South Africa's economy - Investors King

South Africa’s inflation rate declined to a two-month low, according to data released by Statistics South Africa.

Consumer prices rose by 5.3% year-on-year, down from 5.6% in February. While this decline may initially suggest a positive trend, analysts caution against premature optimism due to various economic factors at play.

The weakening of the South African rand against the dollar, coupled with drought conditions affecting staple crops like white corn and geopolitical tensions in the Middle East leading to rising oil prices, poses significant challenges.

These factors are expected to keep inflation relatively high and stubborn in the coming months, making policymakers hesitant to adjust borrowing costs.

Lesetja Kganyago, Governor of the South African Reserve Bank, reiterated the bank’s cautious stance on inflation pressures.

Despite the recent easing, inflation has consistently remained above the midpoint of the central bank’s target range of 3-6% since May 2021. Consequently, the bank has maintained the benchmark interest rate at 8.25% for nearly a year, aiming to anchor inflation expectations.

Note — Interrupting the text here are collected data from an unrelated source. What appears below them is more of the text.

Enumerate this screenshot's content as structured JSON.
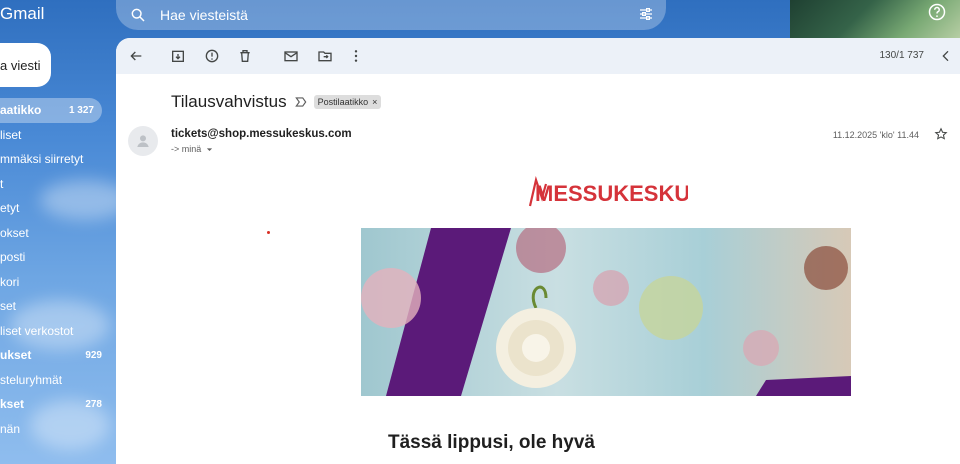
{
  "app": {
    "brand": "Gmail"
  },
  "search": {
    "placeholder": "Hae viesteistä"
  },
  "compose": {
    "label": "a viesti"
  },
  "sidebar": {
    "items": [
      {
        "label": "aatikko",
        "count": "1 327",
        "active": true
      },
      {
        "label": "liset"
      },
      {
        "label": "mmäksi siirretyt"
      },
      {
        "label": "t"
      },
      {
        "label": "etyt"
      },
      {
        "label": "okset"
      },
      {
        "label": "posti"
      },
      {
        "label": "kori"
      },
      {
        "label": "set"
      },
      {
        "label": "liset verkostot"
      },
      {
        "label": "ukset",
        "count": "929",
        "bold": true
      },
      {
        "label": "steluryhmät"
      },
      {
        "label": "kset",
        "count": "278",
        "bold": true
      },
      {
        "label": "nän"
      }
    ]
  },
  "toolbar": {
    "pager": "130/1 737"
  },
  "message": {
    "subject": "Tilausvahvistus",
    "label_chip": "Postilaatikko",
    "label_close": "×",
    "sender": "tickets@shop.messukeskus.com",
    "to": "-> minä",
    "date": "11.12.2025 'klo' 11.44",
    "logo_text": "MESSUKESKUS",
    "heading": "Tässä lippusi, ole hyvä"
  },
  "colors": {
    "brand_red": "#d5333a",
    "banner_purple": "#5b1a79"
  }
}
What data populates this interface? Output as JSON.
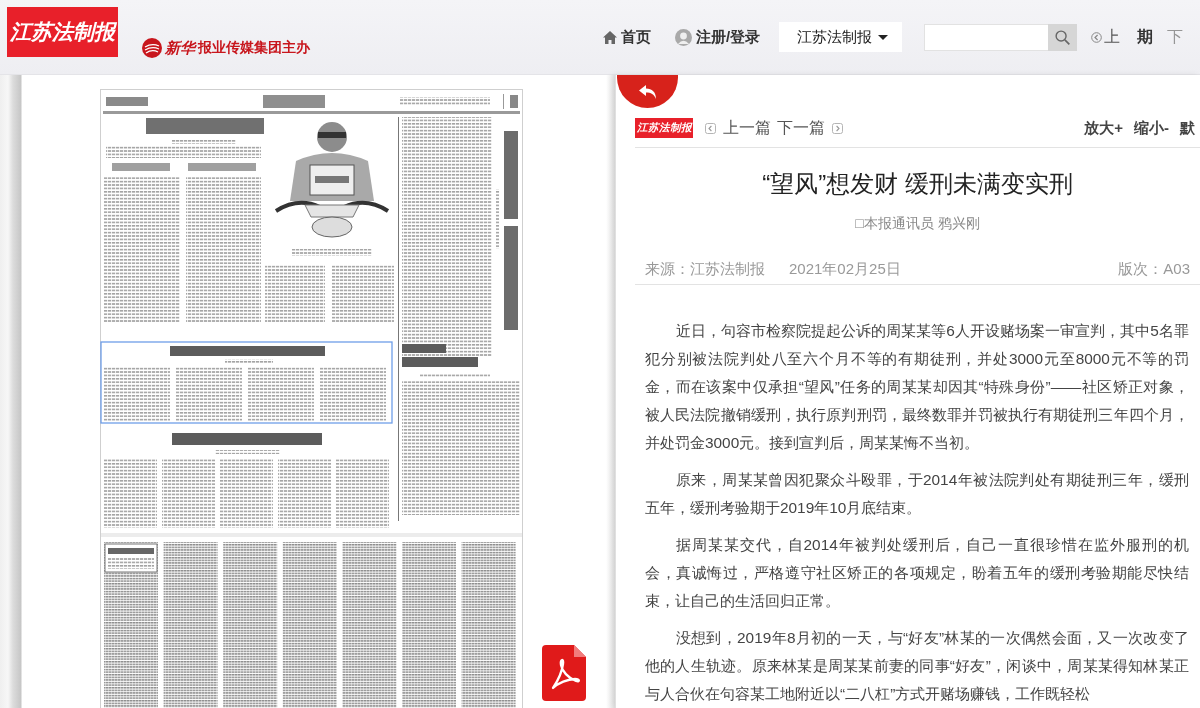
{
  "header": {
    "logo": "江苏法制报",
    "publisher": {
      "brand": "新华",
      "text": "报业传媒集团主办"
    },
    "nav": [
      {
        "kind": "home",
        "label": "首页"
      },
      {
        "kind": "user",
        "label": "注册/登录"
      }
    ],
    "paper_select": {
      "value": "江苏法制报"
    },
    "issue_nav": {
      "prev": {
        "label": "上",
        "disabled": false
      },
      "current": "期",
      "next": {
        "label": "下",
        "disabled": true
      }
    }
  },
  "article": {
    "masthead": "江苏法制报",
    "pager": [
      {
        "kind": "prev",
        "label": "上一篇"
      },
      {
        "kind": "next",
        "label": "下一篇"
      }
    ],
    "font_controls": [
      "放大+",
      "缩小-",
      "默"
    ],
    "title": "“望风”想发财 缓刑未满变实刑",
    "byline": "□本报通讯员 鸦兴刚",
    "meta": {
      "source": "来源：江苏法制报",
      "date": "2021年02月25日",
      "edition": "版次：A03"
    },
    "paragraphs": [
      "近日，句容市检察院提起公诉的周某某等6人开设赌场案一审宣判，其中5名罪犯分别被法院判处八至六个月不等的有期徒刑，并处3000元至8000元不等的罚金，而在该案中仅承担“望风”任务的周某某却因其“特殊身份”——社区矫正对象，被人民法院撤销缓刑，执行原判刑罚，最终数罪并罚被执行有期徒刑三年四个月，并处罚金3000元。接到宣判后，周某某悔不当初。",
      "原来，周某某曾因犯聚众斗殴罪，于2014年被法院判处有期徒刑三年，缓刑五年，缓刑考验期于2019年10月底结束。",
      "据周某某交代，自2014年被判处缓刑后，自己一直很珍惜在监外服刑的机会，真诚悔过，严格遵守社区矫正的各项规定，盼着五年的缓刑考验期能尽快结束，让自己的生活回归正常。",
      "没想到，2019年8月初的一天，与“好友”林某的一次偶然会面，又一次改变了他的人生轨迹。原来林某是周某某前妻的同事“好友”，闲谈中，周某某得知林某正与人合伙在句容某工地附近以“二八杠”方式开赌场赚钱，工作既轻松"
    ]
  }
}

While some traders speculate on potential interest rate hikes, forward-rate agreements indicate a low likelihood of such a move at the upcoming monetary policy committee meeting.

The yield on 10-year bonds also saw a marginal decline following the release of the inflation data.

March’s inflation decline was mainly attributed to lower prices in miscellaneous goods and services, education, health, and housing and utilities.

However, core inflation, which excludes volatile food and energy costs, remained relatively steady at 4.9%.

Overall, South Africa’s inflation trajectory underscores the delicate balance between economic recovery and inflation containment amid ongoing global uncertainties.